Oh. Right. Okay. Quick then, before you go, you said. Tell me. How was your evening? What did you do tonight?

What did I do tonight, I said. Well. First I was torn off the ground with my legs and arms flailing in the air. Like I was a fish on a hook.

Eh? you said.

Like someone in the sky was reeling me in on a huge rod, I said. Or like my middle was tied to a rope and the other end was tied to a plane. And after that, I watched our house collapse in on itself and I spent some time lying in the rubble. Then I vanished completely. I wasn’t here at all. Then you phoned.

I what? And you what? you said.

I took a deep breath and counted to ten. While I was counting I thought back over my evening.

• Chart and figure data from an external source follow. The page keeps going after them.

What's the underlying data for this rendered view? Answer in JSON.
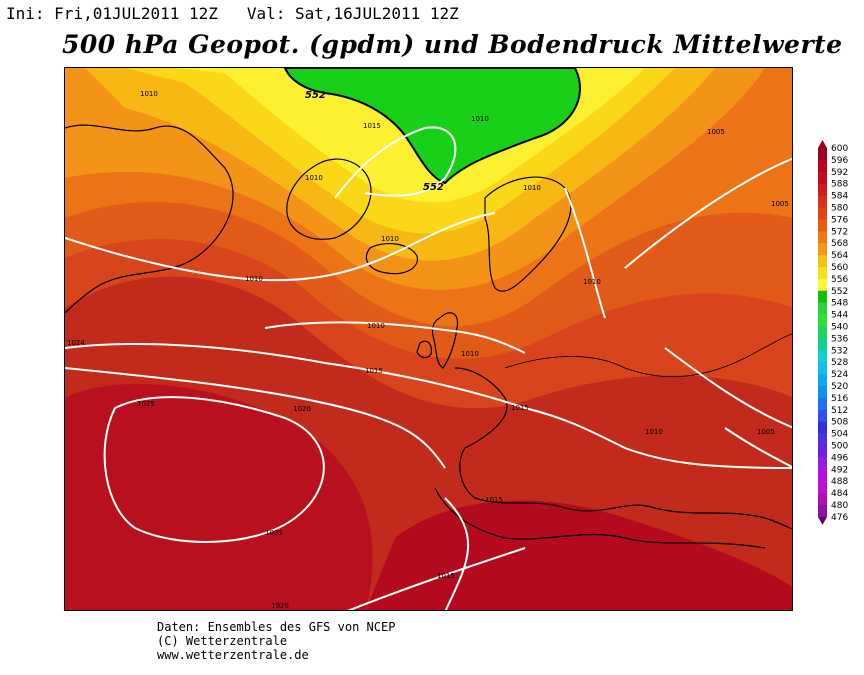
{
  "header": {
    "init_label": "Ini:",
    "init_time": "Fri,01JUL2011 12Z",
    "valid_label": "Val:",
    "valid_time": "Sat,16JUL2011 12Z",
    "title": "500 hPa Geopot. (gpdm) und Bodendruck Mittelwerte"
  },
  "map": {
    "geopotential_labels": [
      "552",
      "552"
    ],
    "isobar_labels": [
      "1010",
      "1015",
      "1010",
      "1010",
      "1010",
      "1010",
      "1010",
      "1005",
      "1005",
      "1010",
      "1010",
      "1015",
      "1020",
      "1025",
      "1025",
      "1010",
      "1015",
      "1015",
      "1020",
      "1015",
      "1005",
      "1024"
    ]
  },
  "legend": {
    "levels": [
      600,
      596,
      592,
      588,
      584,
      580,
      576,
      572,
      568,
      564,
      560,
      556,
      552,
      548,
      544,
      540,
      536,
      532,
      528,
      524,
      520,
      516,
      512,
      508,
      504,
      500,
      496,
      492,
      488,
      484,
      480,
      476
    ],
    "colors": [
      "#a0001e",
      "#b8051e",
      "#c2101a",
      "#cc1e1a",
      "#d8321a",
      "#e04418",
      "#e85a10",
      "#f07818",
      "#f49818",
      "#f8c010",
      "#fae018",
      "#fcf53a",
      "#10c010",
      "#30d040",
      "#30e030",
      "#20d060",
      "#10d090",
      "#10d0d0",
      "#10c0e8",
      "#10a8f0",
      "#1090f0",
      "#2070f0",
      "#3050f0",
      "#3030e0",
      "#5030e0",
      "#7020e0",
      "#9020e0",
      "#b010e0",
      "#c010d0",
      "#b010b0",
      "#9010a0",
      "#600070"
    ]
  },
  "footer": {
    "line1": "Daten: Ensembles des GFS von NCEP",
    "line2": "(C) Wetterzentrale",
    "line3": "www.wetterzentrale.de"
  }
}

One. It is early evening. I am lying on the couch watching TV while you come home from London on the train. There’s a programme on about a woman who has sent her mother off for the night to pick up the woman’s husband, her son-in-law, in Dorset, while some people from the BBC come and secretly remake the mother’s back garden. The garden is huge and as they dig up the long green lawn and start laying the slabs that are going to replace it, the TV people keep shaking their heads at the camera about how difficult it will be to do this week’s episode in such a short amount of time, especially with the weather being so bad. It rains and rains. There are lots of shots of the TV people and the woman whose mother’s garden it is, sheltering under a big old tree. They decide the tree is diseased. In the next shower break they saw through the tree with chainsaws and dig up its roots with a JCB. By the end of the programme the TV people are excited, hiding behind a new pagoda as the woman brings her mother through and shows her the garden, which looks like a modern cemetery. She looks round, bewildered. When the TV people jump out and surprise her she bursts into tears. I can’t believe it’s really you, she says. I can’t believe it’s really them. There’s a montage of shots of before, during and after. Champagne is opened. The TV people affectionately jostle the woman, the husband and the mother. The mother is still shaking her head, wiping her eyes and staring at the TV people.

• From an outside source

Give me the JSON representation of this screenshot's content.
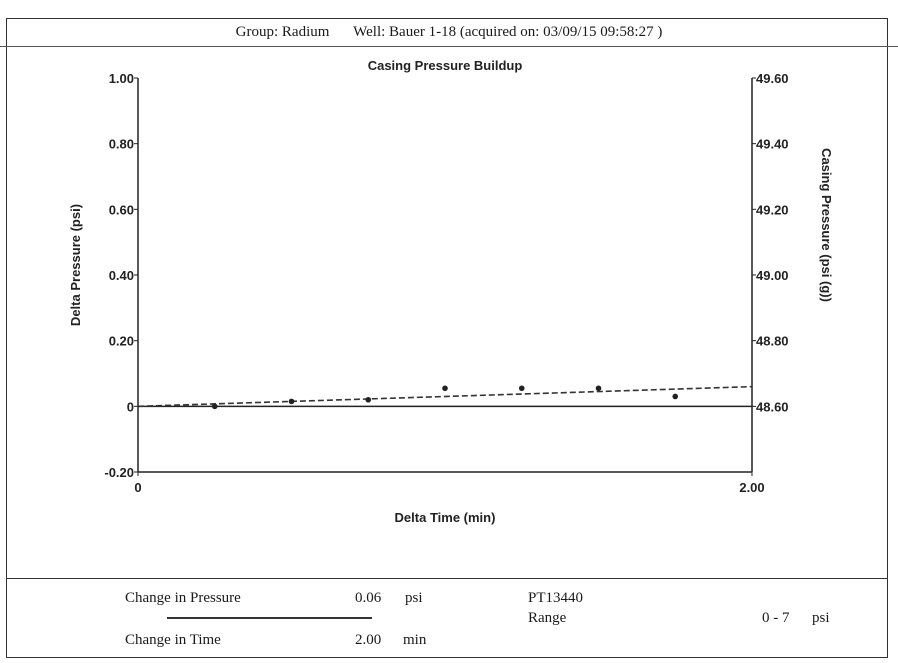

The programme finishes. I go through to the kitchen to look at the clock in case the time on the video is wrong.

Two. I phone the restaurant. They tell me I owe them £22.50.

Three. I walk round to the restaurant and pay for the food which I take home and put, still in its bag, in the off oven.

Four. I try your mobile. It passes me through to the answering service. A recording tells me I can leave a message. I leave you a message in which I know I sound slightly high-pitched and strange. At the end the recorded voice tells me I can re-record my message if I press three. I press three and delete my message. I switch the television back on and lie down on the couch again. Firefighters are at risk from there being too few firefighters. A commercial for Special K. Snooker. A woman saying to a man, I’m sorry, Luke, I really am. A footballer is appealing against a ban for using steroids. The answer is Gormenghast. An old EastEnders in which everyone looks younger and the clothes look dated. Of one hundred people who were asked to name a kind of animal featured in children’s stories, no one has answered elephant; a man’s family loses a life when he answers elephant. A cartoon. A football match between someone and Brazil. A photograph of a bridge in a village a hundred years ago, a voiceover saying, in those days there were no cars in my grandmother’s village. A boyband. A commercial for Kalms. An old Star Trek. A baseball team wants to change the name of its playing field. The weather tonight (clear). Heart-shaped bakeware for sale. An old Coronation Street in which everyone looks younger and the clothes look dated. Jerry Springer saying to an old man with one leg, so you met her in a convenience store? A commercial for digital TV. A: Morecambe and Wise, B: Mulder and Scully or C: Bonnie and Clyde. A glowing brain and a voiceover saying, I think there really is no inner conscious self. All we are is a machine built by genes. An idea can affect your mind like a germ, a parasite. We are the creations of our genes and our memes. I begin at the beginning of the channels again and it is like watching thrown-away rubbish come bobbing in towards me on a tide, stuff that has floated in from all over the world made of substances that will never decompose.